Timeline of notable events
Notable historical moments in the first 150 years of the University of Wisconsin–Madison include:
· 1863 Women students first admitted to University of Wisconsin during the American Civil War,[26][27][28]
· 1866 State legislature designated the University as the Wisconsin land-grant institution
· April 4, 1892 The first edition of the student-run The Daily Cardinal was published
· 1894 State Board of Regents rejected an effort to purge Professor Richard T. Ely for supporting striking printers, issuing the famous "sifting and winnowing" manifesto in defense of academic freedom, later described as "part of Wisconsin's Magna Carta"[29]
· 1898 UW music instructors Henry Dyke Sleeper and Conner Ross Buerosse wrote Varsity, the university’s alma mater[29]
· 1904–1905 UW Graduate School established
· 1905 the University awards the first PhD in chemical engineering ever granted, to Oliver Patterson Watts.

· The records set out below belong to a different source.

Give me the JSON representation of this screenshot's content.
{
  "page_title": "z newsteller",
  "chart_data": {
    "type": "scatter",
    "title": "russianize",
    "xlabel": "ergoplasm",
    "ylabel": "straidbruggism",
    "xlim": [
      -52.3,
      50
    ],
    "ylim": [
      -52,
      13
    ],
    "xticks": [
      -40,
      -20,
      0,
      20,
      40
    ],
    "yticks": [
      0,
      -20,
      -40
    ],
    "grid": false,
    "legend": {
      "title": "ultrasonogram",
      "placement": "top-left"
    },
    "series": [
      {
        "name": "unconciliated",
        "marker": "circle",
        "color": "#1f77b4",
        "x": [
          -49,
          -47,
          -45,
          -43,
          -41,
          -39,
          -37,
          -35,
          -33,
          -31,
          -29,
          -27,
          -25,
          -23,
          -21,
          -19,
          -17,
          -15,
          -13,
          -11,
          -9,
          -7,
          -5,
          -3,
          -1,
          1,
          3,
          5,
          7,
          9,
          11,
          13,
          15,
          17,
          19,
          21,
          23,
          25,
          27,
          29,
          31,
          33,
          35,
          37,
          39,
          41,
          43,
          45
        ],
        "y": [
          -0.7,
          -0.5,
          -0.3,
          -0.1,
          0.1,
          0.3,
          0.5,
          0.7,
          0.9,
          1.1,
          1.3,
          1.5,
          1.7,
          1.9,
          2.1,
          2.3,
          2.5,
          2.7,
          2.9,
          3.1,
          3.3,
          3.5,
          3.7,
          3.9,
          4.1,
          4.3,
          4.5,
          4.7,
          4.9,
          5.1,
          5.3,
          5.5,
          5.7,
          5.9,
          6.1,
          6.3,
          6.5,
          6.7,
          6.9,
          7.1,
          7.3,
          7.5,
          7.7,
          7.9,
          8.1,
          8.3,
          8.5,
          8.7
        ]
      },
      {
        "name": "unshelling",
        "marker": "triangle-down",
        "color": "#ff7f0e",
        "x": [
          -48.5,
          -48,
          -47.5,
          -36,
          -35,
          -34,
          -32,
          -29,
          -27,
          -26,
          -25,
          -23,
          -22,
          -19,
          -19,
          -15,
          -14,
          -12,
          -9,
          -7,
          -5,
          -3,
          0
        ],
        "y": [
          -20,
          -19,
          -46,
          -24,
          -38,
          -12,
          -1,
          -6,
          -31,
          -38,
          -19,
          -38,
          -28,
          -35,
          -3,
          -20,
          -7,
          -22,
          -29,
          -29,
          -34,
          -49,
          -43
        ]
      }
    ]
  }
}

· 1907 Wisconsin Union was founded
· 1909 William Purdy and Paul Beck wrote On, Wisconsin the UW–Madison athletic fight song
· 1907–1911 The "Single-grain experiment" was conducted by Stephen Moulton Babcock and Edwin B. Hart, paving the way for modern nutrition as a science
· 1913 Vitamin A discovered by UW scientist, Elmer V. McCollum
· 1916 Vitamin B discovered by McCollum
· 1919 Radio station 9XM founded on campus (Now WHA (970 AM), it is the oldest continually operating radio station in the United States)

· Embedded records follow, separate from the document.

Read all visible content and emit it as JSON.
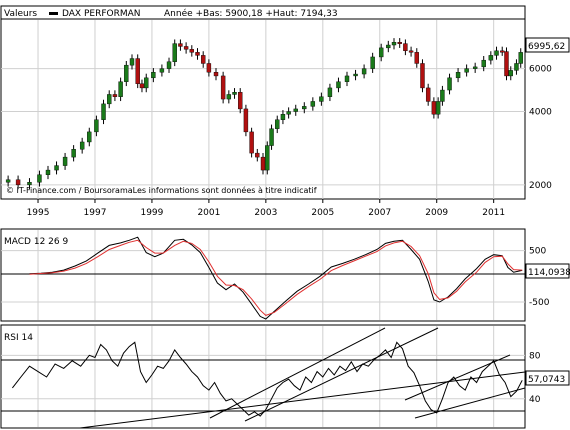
{
  "header": {
    "valeurs_label": "Valeurs",
    "series_name": "DAX PERFORMAN",
    "stats_text": "Année +Bas: 5900,18 +Haut: 7194,33"
  },
  "colors": {
    "up_candle": "#1a7a1a",
    "down_candle": "#b01010",
    "macd_line": "#000000",
    "signal_line": "#e03030",
    "grid": "#d0d0d0",
    "background": "#ffffff"
  },
  "chart_data": [
    {
      "type": "candlestick",
      "panel": "price",
      "log_scale": true,
      "ylim": [
        1750,
        9500
      ],
      "xlim": [
        1993.8,
        2012.2
      ],
      "y_ticks": [
        "2000",
        "4000",
        "6000"
      ],
      "x_ticks": [
        "1995",
        "1997",
        "1999",
        "2001",
        "2003",
        "2005",
        "2007",
        "2009",
        "2011"
      ],
      "last_value_label": "6995,62",
      "grid": true,
      "source_note": "© IT-Finance.com / BoursoramaLes informations sont données à titre indicatif",
      "close_series": {
        "x": [
          1993.9,
          1994.2,
          1994.6,
          1995.0,
          1995.3,
          1995.6,
          1995.9,
          1996.2,
          1996.5,
          1996.8,
          1997.0,
          1997.3,
          1997.5,
          1997.7,
          1997.9,
          1998.1,
          1998.3,
          1998.5,
          1998.7,
          1998.8,
          1999.0,
          1999.3,
          1999.6,
          1999.8,
          2000.0,
          2000.2,
          2000.4,
          2000.6,
          2000.8,
          2001.0,
          2001.2,
          2001.5,
          2001.7,
          2001.9,
          2002.1,
          2002.3,
          2002.5,
          2002.7,
          2002.9,
          2003.1,
          2003.2,
          2003.4,
          2003.6,
          2003.8,
          2004.0,
          2004.3,
          2004.6,
          2004.9,
          2005.2,
          2005.5,
          2005.8,
          2006.1,
          2006.4,
          2006.7,
          2007.0,
          2007.3,
          2007.5,
          2007.7,
          2007.9,
          2008.1,
          2008.3,
          2008.5,
          2008.7,
          2008.9,
          2009.1,
          2009.2,
          2009.4,
          2009.7,
          2010.0,
          2010.3,
          2010.6,
          2010.9,
          2011.1,
          2011.3,
          2011.5,
          2011.6,
          2011.8,
          2012.0,
          2012.1
        ],
        "y": [
          2050,
          2100,
          2000,
          2050,
          2200,
          2300,
          2400,
          2600,
          2800,
          3000,
          3300,
          3700,
          4300,
          4700,
          4600,
          5300,
          6200,
          6600,
          5200,
          5000,
          5500,
          5800,
          6000,
          6400,
          7600,
          7400,
          7200,
          7000,
          6800,
          6300,
          5800,
          5600,
          4500,
          4700,
          4800,
          4100,
          3300,
          2700,
          2600,
          2300,
          2900,
          3400,
          3700,
          3900,
          4000,
          4100,
          4200,
          4400,
          4600,
          5000,
          5300,
          5600,
          5700,
          6000,
          6700,
          7300,
          7500,
          7700,
          7600,
          7100,
          7000,
          6300,
          5000,
          4400,
          3900,
          4400,
          4900,
          5500,
          5800,
          6000,
          6100,
          6500,
          6800,
          7100,
          7050,
          5600,
          5900,
          6300,
          6996
        ]
      }
    },
    {
      "type": "line",
      "panel": "MACD",
      "title": "MACD 12 26 9",
      "ylim": [
        -850,
        900
      ],
      "y_ticks": [
        "500",
        "-500"
      ],
      "last_value_label": "114,0938",
      "series": [
        {
          "x": [
            1994.8,
            1995.2,
            1995.6,
            1996.0,
            1996.4,
            1996.8,
            1997.2,
            1997.6,
            1998.0,
            1998.3,
            1998.6,
            1998.9,
            1999.2,
            1999.5,
            1999.9,
            2000.2,
            2000.5,
            2000.8,
            2001.1,
            2001.4,
            2001.7,
            2002.0,
            2002.3,
            2002.6,
            2002.9,
            2003.1,
            2003.4,
            2003.8,
            2004.2,
            2004.6,
            2005.0,
            2005.4,
            2005.8,
            2006.2,
            2006.6,
            2007.0,
            2007.3,
            2007.6,
            2007.9,
            2008.2,
            2008.5,
            2008.8,
            2009.0,
            2009.2,
            2009.5,
            2009.8,
            2010.1,
            2010.5,
            2010.8,
            2011.1,
            2011.4,
            2011.6,
            2011.8,
            2012.1
          ],
          "y": [
            50,
            60,
            80,
            120,
            200,
            300,
            450,
            600,
            650,
            700,
            760,
            460,
            380,
            450,
            700,
            720,
            610,
            460,
            170,
            -130,
            -260,
            -150,
            -310,
            -540,
            -780,
            -830,
            -680,
            -480,
            -290,
            -150,
            0,
            180,
            250,
            330,
            420,
            520,
            640,
            680,
            700,
            520,
            330,
            -100,
            -460,
            -500,
            -400,
            -240,
            -50,
            150,
            330,
            420,
            400,
            170,
            80,
            114
          ]
        },
        {
          "x": [
            1994.8,
            1995.2,
            1995.6,
            1996.0,
            1996.4,
            1996.8,
            1997.2,
            1997.6,
            1998.0,
            1998.3,
            1998.6,
            1998.9,
            1999.2,
            1999.5,
            1999.9,
            2000.2,
            2000.5,
            2000.8,
            2001.1,
            2001.4,
            2001.7,
            2002.0,
            2002.3,
            2002.6,
            2002.9,
            2003.1,
            2003.4,
            2003.8,
            2004.2,
            2004.6,
            2005.0,
            2005.4,
            2005.8,
            2006.2,
            2006.6,
            2007.0,
            2007.3,
            2007.6,
            2007.9,
            2008.2,
            2008.5,
            2008.8,
            2009.0,
            2009.2,
            2009.5,
            2009.8,
            2010.1,
            2010.5,
            2010.8,
            2011.1,
            2011.4,
            2011.6,
            2011.8,
            2012.1
          ],
          "y": [
            40,
            55,
            70,
            100,
            160,
            250,
            380,
            520,
            600,
            660,
            700,
            560,
            450,
            450,
            600,
            680,
            640,
            520,
            280,
            0,
            -170,
            -180,
            -260,
            -440,
            -660,
            -760,
            -700,
            -530,
            -350,
            -200,
            -60,
            110,
            210,
            300,
            390,
            480,
            590,
            650,
            680,
            580,
            400,
            50,
            -320,
            -450,
            -420,
            -290,
            -110,
            80,
            270,
            380,
            390,
            240,
            130,
            120
          ]
        }
      ]
    },
    {
      "type": "line",
      "panel": "RSI",
      "title": "RSI 14",
      "ylim": [
        14,
        107
      ],
      "y_ticks": [
        "80",
        "40"
      ],
      "last_value_label": "57,0743",
      "series": [
        {
          "x": [
            1994.2,
            1994.5,
            1994.8,
            1995.1,
            1995.4,
            1995.7,
            1996.0,
            1996.3,
            1996.6,
            1996.9,
            1997.1,
            1997.3,
            1997.5,
            1997.7,
            1997.9,
            1998.1,
            1998.3,
            1998.5,
            1998.7,
            1998.9,
            1999.1,
            1999.3,
            1999.5,
            1999.7,
            1999.9,
            2000.1,
            2000.3,
            2000.5,
            2000.7,
            2000.9,
            2001.1,
            2001.3,
            2001.5,
            2001.7,
            2001.9,
            2002.1,
            2002.3,
            2002.5,
            2002.7,
            2002.9,
            2003.1,
            2003.3,
            2003.5,
            2003.7,
            2003.9,
            2004.1,
            2004.3,
            2004.5,
            2004.7,
            2004.9,
            2005.1,
            2005.3,
            2005.5,
            2005.7,
            2005.9,
            2006.1,
            2006.3,
            2006.5,
            2006.7,
            2006.9,
            2007.1,
            2007.3,
            2007.5,
            2007.7,
            2007.9,
            2008.1,
            2008.3,
            2008.5,
            2008.7,
            2008.9,
            2009.1,
            2009.3,
            2009.5,
            2009.7,
            2009.9,
            2010.1,
            2010.3,
            2010.5,
            2010.7,
            2010.9,
            2011.1,
            2011.3,
            2011.5,
            2011.7,
            2011.9,
            2012.1
          ],
          "y": [
            50,
            60,
            70,
            65,
            60,
            72,
            68,
            75,
            70,
            80,
            78,
            90,
            85,
            75,
            70,
            82,
            88,
            92,
            65,
            55,
            62,
            70,
            68,
            75,
            85,
            78,
            72,
            65,
            60,
            52,
            48,
            55,
            45,
            38,
            40,
            35,
            30,
            25,
            28,
            24,
            30,
            40,
            50,
            55,
            58,
            52,
            48,
            60,
            55,
            65,
            60,
            68,
            62,
            70,
            66,
            74,
            65,
            72,
            70,
            76,
            80,
            85,
            78,
            92,
            86,
            70,
            64,
            52,
            38,
            30,
            27,
            40,
            55,
            60,
            52,
            48,
            60,
            55,
            65,
            70,
            75,
            62,
            55,
            42,
            47,
            57
          ]
        }
      ]
    }
  ]
}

· 1923 Harry Steenbock invented process for adding vitamin D to milk
· 1925 Wisconsin Alumni Research Foundation chartered to control patenting and patent income on UW–Madison inventions
· 1934 The University of Wisconsin–Madison Arboretum, whose mission was to restore lost landscapes, such as prairies, was opened
· 1936 UW–Madison began an artist-in-residence program, the first ever at a university
· 1940–1951 Warfarin (Coumadin) developed at UW. Named after Wisconsin Alumni Research Foundation
· 1969 The Badger Herald was founded as a conservative student paper
· 1970 Sterling Hall bombing
· 1984 University Research Park founded to encourage technology transfer between university and businesses
· 1988 The Onion founded by two UW–Madison students, Tim Keck and Christopher Johnson
· 1998 UW–Madison's James Thomson (cell biologist) first isolated and cultured human embryonic stem cells
· 2011 Wisconsin defeats Michigan State to win the first ever Big Ten Football Championship Game.
Museums
The Geology Museum features rocks, minerals, and fossils from around the world. Highlights include a blacklight room, a walk-through cave, and a fragment of theBarringer meteorite. Some noteworthy fossils include the first dinosaur skeleton assembled in Wisconsin (an Edmontosaurus), a shark (Squalicorax) and a floating colony of sea lilies (Uintacrinus), both from the Cretaceous chalk of Kansas, and the Boaz Mastodon, a found on a farm in southwestern Wisconsin in 1897.[108]
The Chazen Museum of Art, formerly the Elvehjem Museum of Art, maintains a collection of paintings, drawings, sculpture, prints and photographs spanning over 700 years of art.[109]
The university's Zoological Museum maintains a collection of approximately 500,000 zoological specimens, which can be used for research and instruction. A special collection contains skeletons, artifacts, and research papers associated with the Galápagos Islands. Since 1978, the UW–Madison Zoological Museum has been one of only three museums granted permission by the Ecuadoran Government to collect anatomical specimens from the Galápagos Islands.[110]
The L. R. Ingersoll Physics Museum contains a range of exhibits demonstrating classical and modern physics. Many of the exhibits allow for hands-on interaction by visitors. The museum also has a number of historical instruments and pictures on display.[111]